Jules Verne

Les pierres à chaux étaient fortement cimentées par la glace; mais quelques coups ne tardèrent pas à les éparpiller sur le sol.

«Il y a évidemment quelque chose, dit le docteur.

--Je le crois,» répondit Bell.

Ils démolirent le cairn avec rapidité. Bientôt une cachette fut découverte; dans cette cachette se trouvait un papier tout humide. Le docteur s'en empara, le coeur palpitant. Hatteras accourut, prit le document et lut:

«Altam..., _Porpoise_, 13 déc... 1860, 12..° long... «8..°35' lat...»

«_Le Porpoise_, dit le docteur.

--_Le Porpoise_, répéta Hatteras! Je ne connais pas de navire de ce nom à fréquenter ces mers.

--Il est évident, reprit le docteur, que des navigateurs, des naufragés peut-être, ont passé là depuis moins de deux mois.

--Cela est certain, répondit Bell,

--Qu'allons-nous faire? demanda le docteur.

--Continuer notre route, répondit froidement Hatteras. Je ne sais ce qu'est ce navire _le Porpoise_, mais je sais que le brick _le Forward_ attend notre retour.

CHAPITRE XXXI

LA MORT DE SIMPSON.

Le voyage fut repris; l'esprit de chacun s'emplissait d'idëes nouvelles et inattendues, car une rencontre dans ces terres boréales est l'événement le plus grave qui puisse se produire. Hatteras fronçait le sourcil avec inquiétude.

«_Le Porpoise!_ se demandait-il; qu'est-ce que ce navire? Et que vient-il faire si près du pôle?»

A cette pensée, un frisson le prenait en dépit de la température. Le docteur et Bell, eux, ne songeaient qu'aux deux résultats que pouvait amener la découverte de ce document: sauver leurs semblables ou être sauvés par eux.

Mais les difficultés, les obstacles, les fatigues revinrent bientôt, et ils ne durent songer qu'à leur propre situation, si dangereuse alors.
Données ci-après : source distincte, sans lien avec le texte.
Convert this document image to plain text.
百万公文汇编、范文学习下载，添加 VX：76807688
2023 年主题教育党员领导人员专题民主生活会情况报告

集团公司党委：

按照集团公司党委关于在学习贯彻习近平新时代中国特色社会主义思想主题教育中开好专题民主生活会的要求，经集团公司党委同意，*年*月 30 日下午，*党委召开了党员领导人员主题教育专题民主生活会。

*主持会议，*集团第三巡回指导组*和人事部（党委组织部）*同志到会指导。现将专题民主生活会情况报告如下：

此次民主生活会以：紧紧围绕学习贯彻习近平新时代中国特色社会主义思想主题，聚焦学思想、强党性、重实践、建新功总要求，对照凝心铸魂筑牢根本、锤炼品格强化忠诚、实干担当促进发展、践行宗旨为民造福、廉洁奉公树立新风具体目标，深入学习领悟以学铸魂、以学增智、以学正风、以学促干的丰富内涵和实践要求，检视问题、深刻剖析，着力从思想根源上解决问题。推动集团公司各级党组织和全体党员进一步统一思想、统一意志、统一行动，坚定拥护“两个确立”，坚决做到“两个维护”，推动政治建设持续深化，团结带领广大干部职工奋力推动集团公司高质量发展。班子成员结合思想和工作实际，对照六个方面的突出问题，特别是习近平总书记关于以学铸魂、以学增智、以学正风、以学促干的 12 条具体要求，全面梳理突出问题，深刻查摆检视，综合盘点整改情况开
La situation de Simpson empirait; les symptômes d'une mort prochaine ne purent être méconnus par le docteur. Celui-ci n'y pouvait rien; il souffrait cruellement lui-même d'une ophthalmie douloureuse qui pouvait aller jusqu'à la cécité, s'il n'y prenait garde. Le crépuscule donnait alors une quantité suffisante de lumière, et cette lumière, réfléchie par les neiges, brûlait les yeux; il était difficile de se protéger contre cette réflexion, car les verres des lunettes, se couvrant d'une croûte glacée, devenaient opaques et interceptaient la vue. Or, il fallait veiller avec soin aux moindres accidents de la route et les relever du plus loin possible; force était donc de braver les dangers de l'ophthalmie; cependant le docteur et Bell, se couvrant les yeux, laissaient tour à tour à chacun d'eux le soin de diriger le traîneau.

Celui-ci glissait mal sur ses châssis usés; le tirage devenait de plus en plus pénible; les difficultés du terrain ne diminuaient pas; on avait affaire à un continent de nature volcanique, hérissé et sillonné de crêtes vives; les voyageurs avaient dû, peu à peu, s'élever à une hauteur de quinze cents pieds pour franchir le sommet des montagnes. La température était là plus âpre; les rafales et les tourbillons s'y déchaînaient avec une violence sans égale, et c'était un triste spectacle que celui de ces infortunés se traînant sur ces cimes désolées.

Ils étaient pris aussi du mal de la blancheur; cet éclat uniforme écoeurait; il enivrait, il donnait le vertige; le sol semblait manquer et n'offrir aucun point fixe sur cette immense nappe blanche; le gentiment éprouvé était celui du roulis, pendant lequel le pont du navire fuit sous le pied du marin; les voyageurs ne pouvaient s'habituer à cet effet, et la continuité de cette sensation leur portait à la tête. La torpeur s'emparait de leurs membres, la somnolence de leur esprit, et souvent ils marchaient comme des hommes à peu près endormis; alors un chaos, un heurt inattendu, une chute même, les tirait de cette inertie, qui les reprenait quelques instants plus tard.

Le 25 janvier, ils commencèrent à descendre des pentes abruptes; leurs fatigues s'accrurent encore sur ces déclivités glacées; un faux pas, bien difficile à éviter, pouvait les précipiter dans des ravins profonds, et, là, ils eussent été perdus sans ressource.